The Easter Vigil, 12th April 2020
The house we live in has a long memory. This is not the first time that prayers have been said here behind locked doors and in fear of ones life. The Penal Code and the Covid-19 virus are very different, but the ramifications, spiritual and psychological, of both are surely similar. How do we cope, what can we learn?
Fr. Tom O’Loughlin in an article in the Tablet reminds us of some truths about our nature as an Eucharistic community that can serve us well. Eucharist is not a thing, not something given and received, we don’t ‘get’ the bread and wine as some sort of spiritual commodity. Eucharist is not restricted to the Mass. Eucharist is an action, it is an act of thanksgiving, giving thanks to the Father through Christ in the Holy Spirit. It is something that we do together that involves the whole community, and it is something that is not restricted to the specific actions of the mass but available to us at all times and in every place.
There is a long monastic tradition that the refectory is a place parallel to the chapel. There are times when I struggle to experience it as such. The fact that we are more casual in our behaviour, often more intent on getting our food than in making way for others, indulging – dare I say it – in eating habits that in a ‘normal’ setting would be considered uncouth … ,all this abetted I sometimes feel, by the practice of silence which can be a cloak for rudeness rather than an aid to prayerfulness… all this contributes, for me, to a general sense of distraction and annoyance, not prayerfulness, during our meals. But! On the Feast of St. Benedict, the first day that there was no mass or communion service in our chapel, I was very struck by how prayerful, yes even sacramental, dinner was. Maybe it was the shock of not having mass, maybe it was the fact that we were sitting a bit further than usual from each other [our monastic ‘social distancing’]… or maybe it was grace. That day, for me, the Refectory was a profoundly Eucharistic space.

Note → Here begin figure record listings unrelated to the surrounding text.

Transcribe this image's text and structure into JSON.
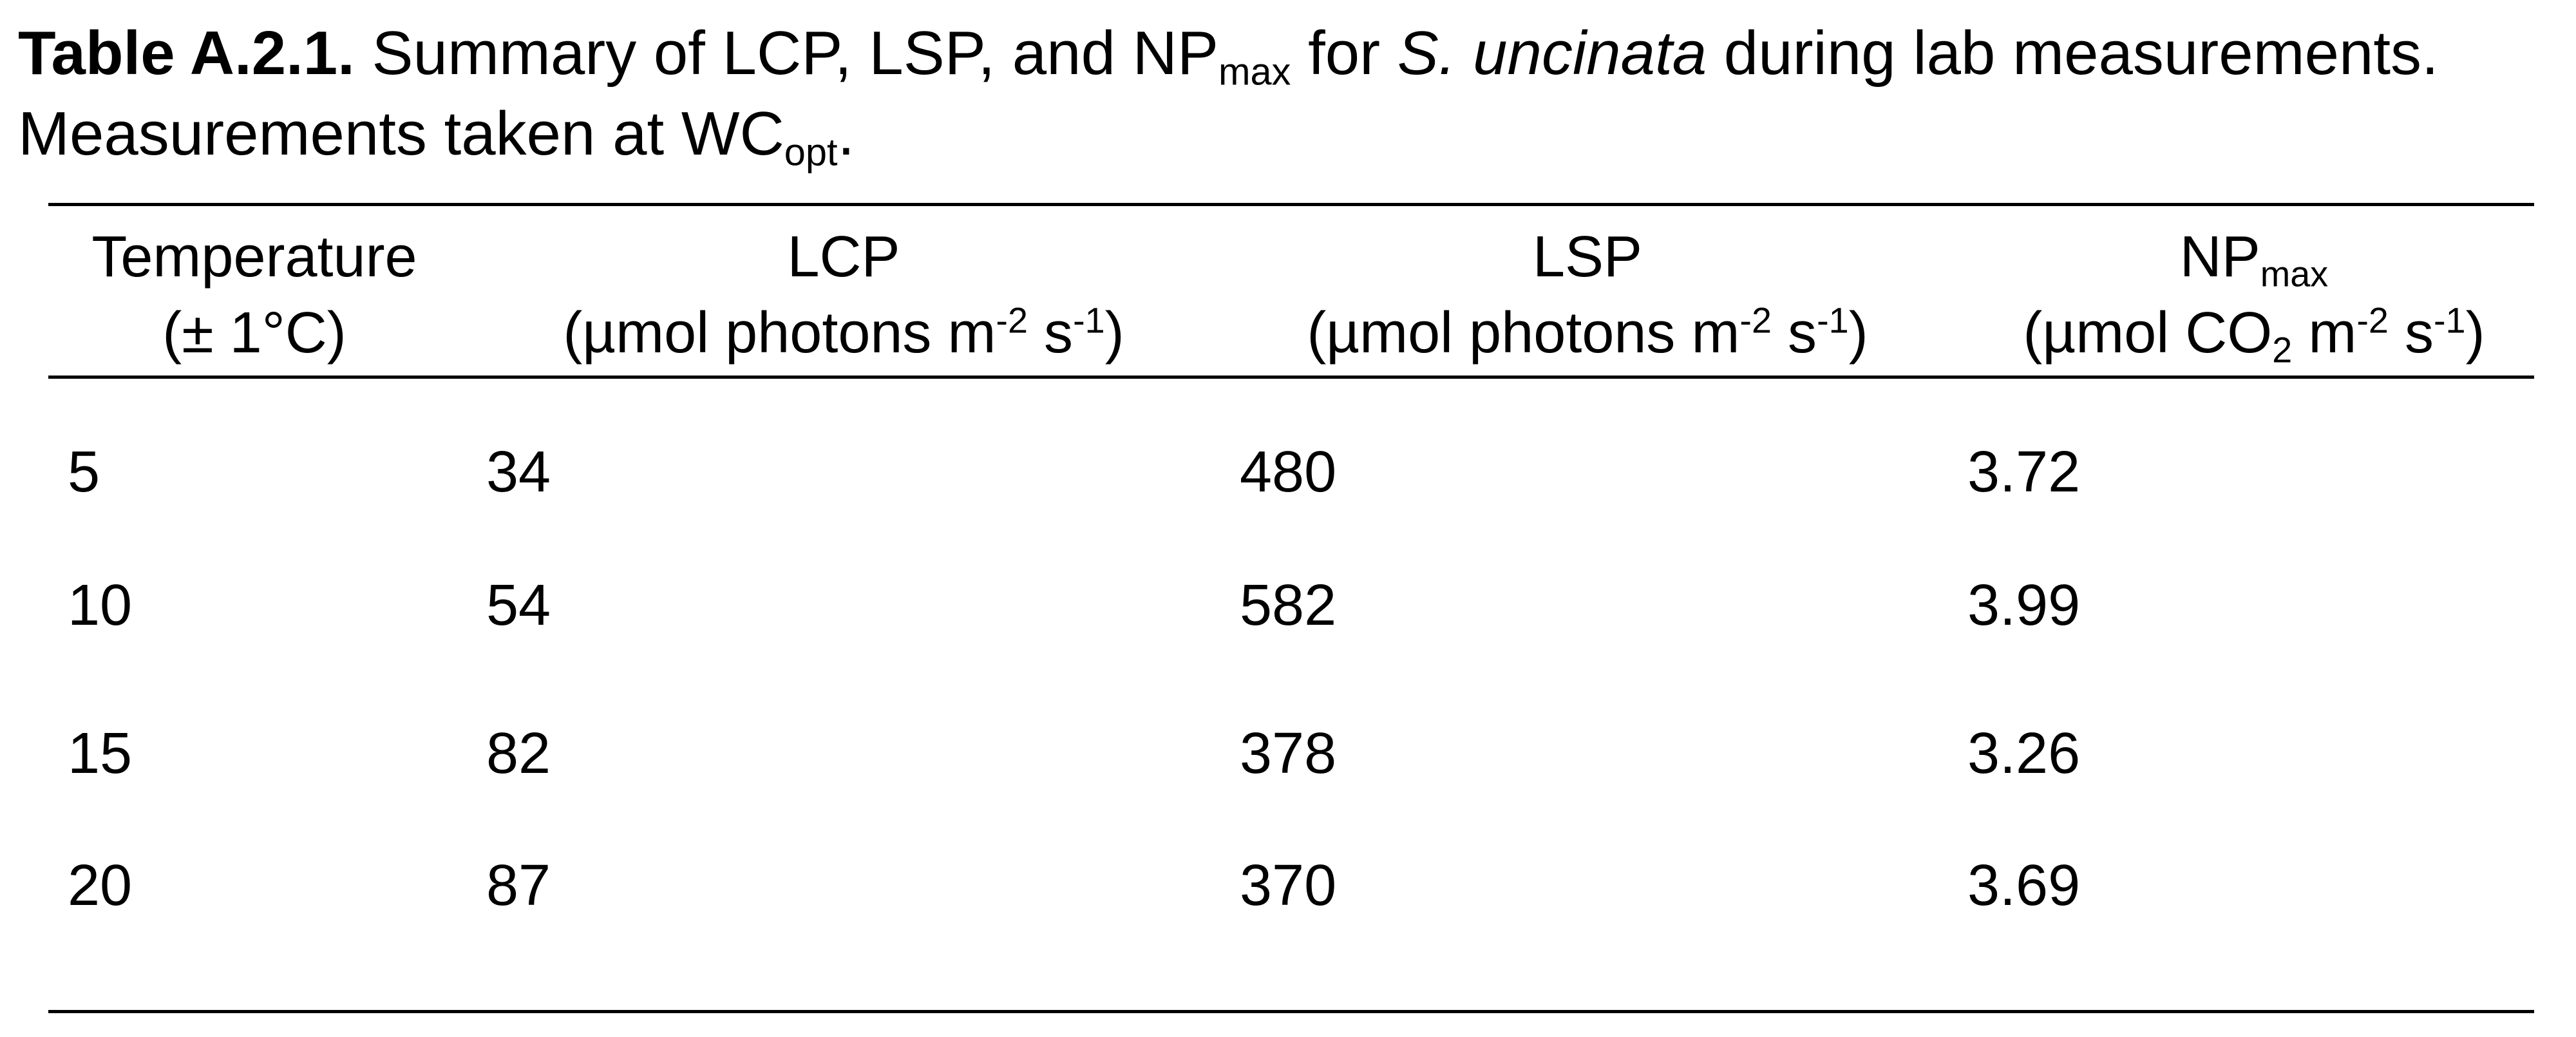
{
  "caption": {
    "label": "Table A.2.1.",
    "line1_a": " Summary of LCP, LSP, and NP",
    "line1_sub": "max",
    "line1_b": " for ",
    "species": "S. uncinata",
    "line1_c": " during lab measurements.",
    "line2_a": "Measurements taken at WC",
    "line2_sub": "opt",
    "line2_b": "."
  },
  "headers": {
    "temperature": {
      "line1": "Temperature",
      "line2": "(± 1°C)"
    },
    "lcp": {
      "line1": "LCP",
      "line2_a": "(µmol photons m",
      "sup1": "-2",
      "mid": " s",
      "sup2": "-1",
      "close": ")"
    },
    "lsp": {
      "line1": "LSP",
      "line2_a": "(µmol photons m",
      "sup1": "-2",
      "mid": " s",
      "sup2": "-1",
      "close": ")"
    },
    "npmax": {
      "line1_a": "NP",
      "line1_sub": "max",
      "line2_a": "(µmol CO",
      "sub": "2",
      "m": " m",
      "sup1": "-2",
      "mid": " s",
      "sup2": "-1",
      "close": ")"
    }
  },
  "rows": [
    {
      "temperature": "5",
      "lcp": "34",
      "lsp": "480",
      "npmax": "3.72"
    },
    {
      "temperature": "10",
      "lcp": "54",
      "lsp": "582",
      "npmax": "3.99"
    },
    {
      "temperature": "15",
      "lcp": "82",
      "lsp": "378",
      "npmax": "3.26"
    },
    {
      "temperature": "20",
      "lcp": "87",
      "lsp": "370",
      "npmax": "3.69"
    }
  ]
}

Eucharist is thanksgiving, especially thanksgiving for food, but also for fellowship and friendship. Thanksgiving for help when needed and for the ability to help another. Thanksgiving is kindness, a recognizing of the other as not altogether ‘other’ but also of the same kind, as kin. A list came from the bishops about ways to pray during this time of closed churches and social distancing, At the end of a series of pious practices came the suggestion to be kind to others! One of us suggested that it would have been much better to start the list with kindness!
And there is a mystery in this…
Br. John spoke on Friday about ‘suffering at one remove.’ Of the danger of becoming a ‘Job’s comforter’ and of the disciples willingness to share Christ’s suffering, but still at one remove. Suffering, personal suffering, is always precisely that, personal. We know it (or flee it) within ourselves and know that essentially no one else can know it. When someone says ‘I know how you feel’ the instinctive response is always, ‘how can you possibly know?’ We are each of us called to our own time of suffering and our hope and faith is that Christ will be there with us: ‘for his suffering is uniquely, unlike ours, for us all.’ As Br. John said in his Good Friday Homily.
Knowing this, believing this, in the words of Hebrews: ‘we should have a strong encouragement to take a firm grip on the hope that is held out to us. Here we have an anchor for our soul, as sure as it is firm, and reaching right through beyond the veil where Jesus has entered before us and on our behalf…’
In these strange and frightening times an ‘anchor’ sounds just about right. Let us hold firm to this anchor and make thanksgiving together!